- Hamiri Location within Iran
- Coordinates: 26°10′05″N 60°34′04″E﻿ / ﻿26.16806°N 60.56778°E
- Country: Iran
- Province: Sistan and Baluchestan
- County: Qasr-e Qand
- District: Sarbuk
- Rural District: Hamiri

Population (2016)
- • Total: 2,236
- Time zone: UTC+3:30 (IRST)

= Hamiri, Sistan and Baluchestan =

Village in Sistan and Baluchestan province, Iran

Hamiri (حميري) (Note: Also romanized as Ḩamīrī, Hamīrī, Ḩomēyrī, Ḩomeyrī, and Homirī; also known as Homeyrī Tūjān) is a village in, and the capital of, Hamiri Rural District of Sarbuk District, Qasr-e Qand County, Sistan and Baluchestan province, Iran.

==Demographics==
===Population===
At the time of the 2006 National Census, the village's population was 2,132 in 430 households, when it was in Sarbuk Rural District of the former Qasr-e Qand District of Nik Shahr County.

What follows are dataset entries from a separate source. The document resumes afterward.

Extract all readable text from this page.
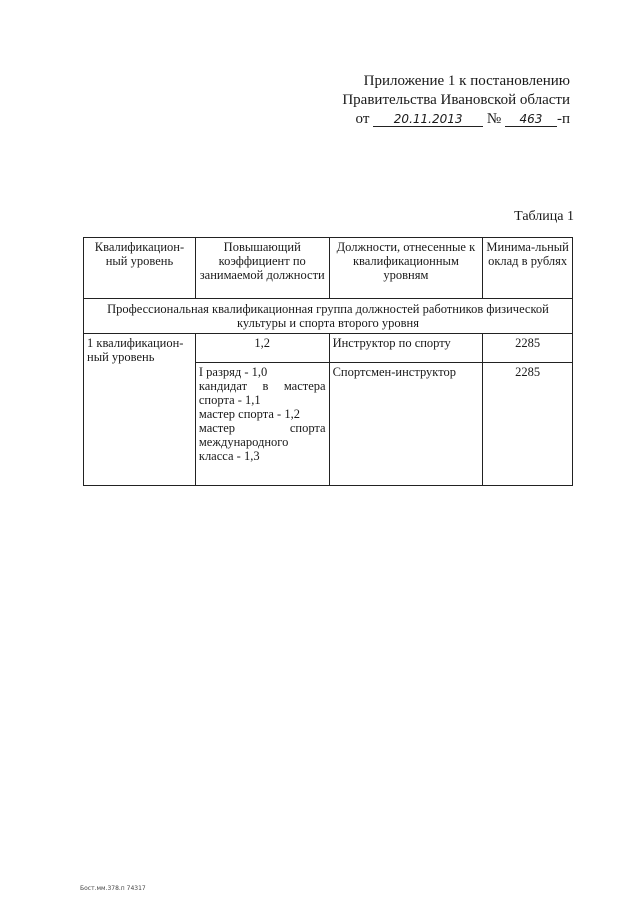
Приложение 1 к постановлению
Правительства Ивановской области
от 20.11.2013 № 463 -п
Таблица 1
Квалификацион-ный уровень	Повышающий коэффициент по занимаемой должности	Должности, отнесенные к квалификационным уровням	Минима-льный оклад в рублях
Профессиональная квалификационная группа должностей работников физической культуры и спорта второго уровня			
1 квалификацион-ный уровень	1,2	Инструктор по спорту	2285

	I разряд - 1,0
кандидат в мастера спорта - 1,1
мастер спорта - 1,2
мастер спорта международного класса - 1,3	Спортсмен-инструктор	2285
Бост.мм.378.п 74317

The following census in 2011 counted 2,221 people in 503 households. The 2016 census measured the population of the village as 2,236 people in 580 households, by which time the district had been separated from the county in the establishment of Qasr-e Qand County. The rural district was transferred to the new Sarbuk District, and Hamiri was transferred to Hamiri Rural District created in the district. It was the most populous village in its rural district.